April 3rd, 2014 | 11:00 am

Closing the Leadership Gap for Women at PwC

filed under Industry Leaders, Leadership

iStock_000009245275XSmall

By Jarod Cerf

According to Jennifer Allyn, the Managing Director of PwC’s Office of Diversity and Inclusion, “The problem is not just about women or about companies. It’s an interaction between the choices that women are making and the opportunities that companies are providing. And the question is ‘how can we work together to close that leadership gap?’”

Sometimes, as Allyn explained, the right solution involves a combination of feedback, responsiveness, and adaptability. The Full Circle program that PwC launched in 2008, for instance, was developed to address the on- and off-ramping needs of high potential professionals at the firm who wanted to take a few years off to focus on parenting or elder care.

“Concrete programs matter,” Allyn stated. “They signal to people that it’s okay to take a non-linear path. Because if we want to retain talented people who want to step out for a period of time, we should be able to stay connected to them, keep their technical skills current, and when they’re ready, bring them back to the firm.”

She added, “In fact, we just had our first Full Circle participant admitted to the partnership: she took two years off, returned, stayed on the partner track, and was admitted in June.”

Advancing Careers Through Sponsorship
There is often a divide, Allyn remarked, between what is ‘easy to accomplish’ and ‘what should be done’ about the leadership gap. At PwC, the core issue was one of how to develop and enable talent, women included. “Talent is the firm’s primary asset,” said Allyn. To that end, PwC reinforced the importance of sponsorship by creating a mandatory program through which partners can preserve their individual legacy as well as the organization’s culture.

“Our partners are owners of the firm, and their legacy is the next generation of leaders,” Allyn affirmed. She added, “In their partner plans, which they fill out annually, each of them has to select three diverse professionals—women, minorities, LGBT—that they are sponsoring and investing in, and they have to list those people by name.”

By the end of the year, partners report back on the specific actions they took on behalf of their candidates, as well as the results of those actions. From there, partners adjust their plans accordingly, with particular emphasis on career trajectories for the upcoming year.

Advocating for Future Growth
“On the other side,” Allyn continued, “we have certain programs where we’ve identified our highest-potential and highest-performing diverse professionals and assigned advocates to them—a sort of super sponsor, if you will—who can act above and beyond the direct sponsors to look for opportunities and actively build a path toward them.”
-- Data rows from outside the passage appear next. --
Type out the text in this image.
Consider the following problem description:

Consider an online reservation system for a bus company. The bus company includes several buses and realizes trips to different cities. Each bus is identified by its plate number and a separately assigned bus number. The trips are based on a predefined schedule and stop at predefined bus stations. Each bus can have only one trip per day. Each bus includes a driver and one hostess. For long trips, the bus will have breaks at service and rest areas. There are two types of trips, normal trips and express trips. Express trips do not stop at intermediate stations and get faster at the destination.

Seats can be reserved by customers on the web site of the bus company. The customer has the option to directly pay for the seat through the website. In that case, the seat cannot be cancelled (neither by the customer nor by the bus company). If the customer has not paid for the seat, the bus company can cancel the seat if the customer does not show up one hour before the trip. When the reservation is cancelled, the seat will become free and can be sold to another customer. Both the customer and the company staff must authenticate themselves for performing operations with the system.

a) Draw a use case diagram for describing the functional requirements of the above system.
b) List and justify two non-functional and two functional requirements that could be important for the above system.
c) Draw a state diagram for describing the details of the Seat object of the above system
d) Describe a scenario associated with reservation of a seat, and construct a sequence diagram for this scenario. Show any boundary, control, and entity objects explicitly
“And often those people are not within your immediate purview,” she stated, “because opportunities can arise everywhere—say for a position in Los Angeles when you’re working in the New York office.”

It is these advanced sponsors, Allyn clarified, who are tasked with providing insight on deeper questions pertaining to their candidate’s career advancement, such as: “Is this candidate in the right practice, and working on the right clients? Does she have the right business case, potentially, for partner admissions? Are we addressing her needs and concerns? Does she know the right people and have the right networks? Have we introduced them to her?”

Turning Ideas Into Actions
“When you look at the big companies,” Allyn remarked, “in terms of the Diversity Inc. Top 50, in Working Mother, in the Catalyst awards, a lot of them have embraced and focused on excellence in diversity because it’s so clearly related to their bottom line.” Even at PwC, “turnover is a big cost”, she explained, “one that we’ve reduced significantly over time.”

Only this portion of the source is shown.